The Court of Appeal also agreed that a class action was inappropriate because common issues did not predominate. Akkerman, at 46-47. Establishing that each class member relied on Mecta false advertising would “present a multitude of problems,” and “a class action cannot be maintained if each individual’s right to recovery depends on facts peculiar to that individual.” Id., at 46 (citations omitted). Put simply, class action treatment is inappropriate if the class action “will splinter into individual trials” because in such cases individual questions predominate. Id. Finally, the appellate court concluded that a class action as not the superior means of resolving the disputes with Mecta, id., at 47. For all these reasons, the appellate court affirmed the judgment, id., at 48.
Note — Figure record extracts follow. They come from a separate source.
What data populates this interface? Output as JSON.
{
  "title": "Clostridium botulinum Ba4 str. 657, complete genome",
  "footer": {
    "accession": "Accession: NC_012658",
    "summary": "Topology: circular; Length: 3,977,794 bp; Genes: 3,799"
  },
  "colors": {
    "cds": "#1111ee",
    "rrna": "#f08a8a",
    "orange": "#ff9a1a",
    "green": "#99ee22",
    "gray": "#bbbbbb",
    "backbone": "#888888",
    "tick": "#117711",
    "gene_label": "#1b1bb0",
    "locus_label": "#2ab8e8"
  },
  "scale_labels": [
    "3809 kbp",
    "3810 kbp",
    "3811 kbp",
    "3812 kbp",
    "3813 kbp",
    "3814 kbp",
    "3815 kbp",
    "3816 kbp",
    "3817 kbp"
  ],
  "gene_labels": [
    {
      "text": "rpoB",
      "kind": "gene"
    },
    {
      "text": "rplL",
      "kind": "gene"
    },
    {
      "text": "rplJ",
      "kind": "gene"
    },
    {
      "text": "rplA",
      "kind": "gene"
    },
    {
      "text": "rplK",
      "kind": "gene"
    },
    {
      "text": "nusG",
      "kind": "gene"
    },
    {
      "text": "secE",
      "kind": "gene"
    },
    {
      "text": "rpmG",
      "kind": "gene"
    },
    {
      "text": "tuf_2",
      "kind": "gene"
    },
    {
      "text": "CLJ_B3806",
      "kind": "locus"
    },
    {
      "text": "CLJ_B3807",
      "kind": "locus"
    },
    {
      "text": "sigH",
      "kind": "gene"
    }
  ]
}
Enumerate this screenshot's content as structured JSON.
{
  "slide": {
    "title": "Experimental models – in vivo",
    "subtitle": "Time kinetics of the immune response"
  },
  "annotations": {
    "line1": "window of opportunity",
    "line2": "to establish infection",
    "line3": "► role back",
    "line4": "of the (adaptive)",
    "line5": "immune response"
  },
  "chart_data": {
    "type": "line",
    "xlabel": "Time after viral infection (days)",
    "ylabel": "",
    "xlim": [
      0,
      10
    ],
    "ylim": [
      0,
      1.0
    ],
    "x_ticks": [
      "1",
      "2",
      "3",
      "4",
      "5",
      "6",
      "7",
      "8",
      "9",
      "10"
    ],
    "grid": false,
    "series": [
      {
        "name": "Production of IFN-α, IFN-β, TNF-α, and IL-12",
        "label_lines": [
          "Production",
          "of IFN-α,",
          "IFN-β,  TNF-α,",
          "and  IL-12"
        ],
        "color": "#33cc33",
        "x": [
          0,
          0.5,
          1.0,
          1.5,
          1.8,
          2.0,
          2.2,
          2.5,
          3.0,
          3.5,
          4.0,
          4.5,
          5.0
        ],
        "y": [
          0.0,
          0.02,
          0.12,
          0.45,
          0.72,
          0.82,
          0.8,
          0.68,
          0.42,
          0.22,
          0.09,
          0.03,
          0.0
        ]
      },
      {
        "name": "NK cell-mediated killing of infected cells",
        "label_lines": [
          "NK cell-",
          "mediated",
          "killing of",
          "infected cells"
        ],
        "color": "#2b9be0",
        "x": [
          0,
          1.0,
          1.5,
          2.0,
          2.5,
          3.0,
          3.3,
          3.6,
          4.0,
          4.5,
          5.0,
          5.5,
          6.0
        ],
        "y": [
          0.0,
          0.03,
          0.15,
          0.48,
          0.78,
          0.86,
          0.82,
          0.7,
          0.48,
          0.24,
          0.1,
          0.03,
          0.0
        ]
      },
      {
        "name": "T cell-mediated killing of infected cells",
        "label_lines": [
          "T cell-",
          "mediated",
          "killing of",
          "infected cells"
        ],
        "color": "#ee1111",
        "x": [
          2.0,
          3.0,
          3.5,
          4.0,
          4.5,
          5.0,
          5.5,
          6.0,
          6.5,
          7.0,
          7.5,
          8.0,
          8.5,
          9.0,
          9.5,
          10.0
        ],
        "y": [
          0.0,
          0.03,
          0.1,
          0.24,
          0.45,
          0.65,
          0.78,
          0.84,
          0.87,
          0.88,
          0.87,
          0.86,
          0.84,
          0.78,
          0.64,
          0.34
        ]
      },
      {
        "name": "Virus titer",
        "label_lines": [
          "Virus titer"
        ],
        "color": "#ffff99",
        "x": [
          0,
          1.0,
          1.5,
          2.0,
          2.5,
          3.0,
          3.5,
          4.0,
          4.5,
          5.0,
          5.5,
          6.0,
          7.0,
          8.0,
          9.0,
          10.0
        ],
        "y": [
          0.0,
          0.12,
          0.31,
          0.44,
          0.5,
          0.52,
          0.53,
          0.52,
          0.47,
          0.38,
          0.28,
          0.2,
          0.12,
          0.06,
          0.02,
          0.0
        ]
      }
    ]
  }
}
NOTE: The appellate court also rejected plaintiff’s argument that the hospitals should have been required to send a pre-certification notice to ECT patients about the class action. Akkerman, at 47-48. The court explained at pages 47 and 48: “A court order requiring a doctor to identify his or her psychiatric patients intrudes into an area protected by physician-patient confidentiality and the constitutional right of privacy. [Citations.] Even a party who shows a compelling need for such disclosure may not obtain it without proving that there are no other ‘less intrusive means of accomplishing’ the result. [Citation.]” The appellate court further explained that the hospitals were not parties to the class action and “had objected to the order on physician-patient confidentiality grounds” and on the grounds that: 1) such an order would be ‘unreasonably burdensome,’ 2) sending notices to the last known address of former ECT patients could compromise their privacy because many of them had moved, and 3) identifying ECT patients in the class would be difficult because many hospitals do not exclusively use Mecta machines and rely on ECT devices from a variety of manufacturers.” Id., at 48. The Court of Appeal characterized these concerns as “substantial,” and concluded that the trial court did not abuse its discretion in denying the motion. Id.
The appellate court also questioned plaintiff’s standing to pursue a UCL claim post-Proposition 64, because the judgments in the Santa Barbara case against the doctor and the federal case against Mecta failed to demonstrate that plaintiff had suffered any injury in fact. Akkerman, at 46.